The paradigm of complexity:  creative attitude and creative discourse

Thus far Montuori has simply described the nature and significance of what he is calling a totalitarian, anti-pluralist attitude.  It is his belief that such fear-driven tendencies are all too common.  As political futures go, the long history of instances of totalitarian regimes and anti-pluralistic thinking demand thoughtful alternatives.

His argument is that human beings are just not particularly well-prepared to live in a global world that is inevitably and increasingly pluralistic and incredibly complex.  What he believes is an urgent need is a radical reform of education proper.  After all, it is hard to deny the obvious: in spite of the common ground of being human as such, people also have different cultural habits, beliefs, behaviours, traditions, politics, religions and histories.  These differences cannot be reduced to them-and-us any more than social problems can be solved by economic or military conquests.  These differences are complicated human life-experiences that cannot be wished away with anti-pluralistic preferences and strategies.

So what kind of educational intervention should we endorsed on a global scale?  It requires education in pluralism, complexity, and creativity.  That’s what.

  • Education for pluralism means not schooling, but lifelong learning. To create bona fide pluralistic futures means taking considered positions on the sometimes uncomfortable and disturbing international differences between us all.  Embrace, don’t eliminate or deny.  Ethnocentrism has had its day.  Time to move on.  Mary Catherine Bateson once said that “We are not what we know, but what we are willing to learn.”
  • Availability of information is not our problem; but organizing knowledge is.

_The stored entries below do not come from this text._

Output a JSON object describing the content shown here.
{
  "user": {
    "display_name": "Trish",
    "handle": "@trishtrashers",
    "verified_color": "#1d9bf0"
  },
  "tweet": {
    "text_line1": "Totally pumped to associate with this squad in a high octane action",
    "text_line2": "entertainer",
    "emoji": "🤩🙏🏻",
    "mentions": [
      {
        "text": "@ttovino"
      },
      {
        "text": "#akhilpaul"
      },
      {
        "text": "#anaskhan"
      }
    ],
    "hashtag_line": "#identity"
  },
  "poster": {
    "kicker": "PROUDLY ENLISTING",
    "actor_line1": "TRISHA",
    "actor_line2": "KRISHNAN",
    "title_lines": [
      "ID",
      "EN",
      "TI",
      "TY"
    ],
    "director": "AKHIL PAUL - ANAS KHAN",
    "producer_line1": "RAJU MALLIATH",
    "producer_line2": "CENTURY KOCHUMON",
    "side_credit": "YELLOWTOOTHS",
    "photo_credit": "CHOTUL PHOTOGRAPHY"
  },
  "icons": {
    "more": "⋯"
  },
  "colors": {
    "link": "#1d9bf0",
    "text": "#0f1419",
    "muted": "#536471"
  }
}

Knowledge proper is multi-dimensional, complex (part/whole), and dialogical.  So complexity, disorder, and uncertainty are not the enemies they are often supposed to be.  They are the match-sticks that light our inherent ability to discover and learn.
  • Tolerance of ambiguity is the fundament of creativity. Creativity is not confined to the arts.  Creative people are puzzled, motivated, surprised, and provoked to explore.  Few rules.  Few roads. Everything is possible.  Freedom from totalitarian schemes means freedom for learning lifelong.
  • Protection from becoming a true believer (Eric Hoffer) demands alertness when dealing with potential opinion manipulation via all kinds of media sources. So media literacy is a necessary component of learning.
  • Creative dialogue means having voice. Civic discourse is an absolute necessity.  Such discourse is civil, not a zero-sum contest. If pluralism is the cornerstone of democracy, then preserving democracy depends on respecting difference, on coexistence (or no existence says Piet Hein), on civil discussions, and on tolerance.

And that is Montuori’s agenda for a pluralistic future.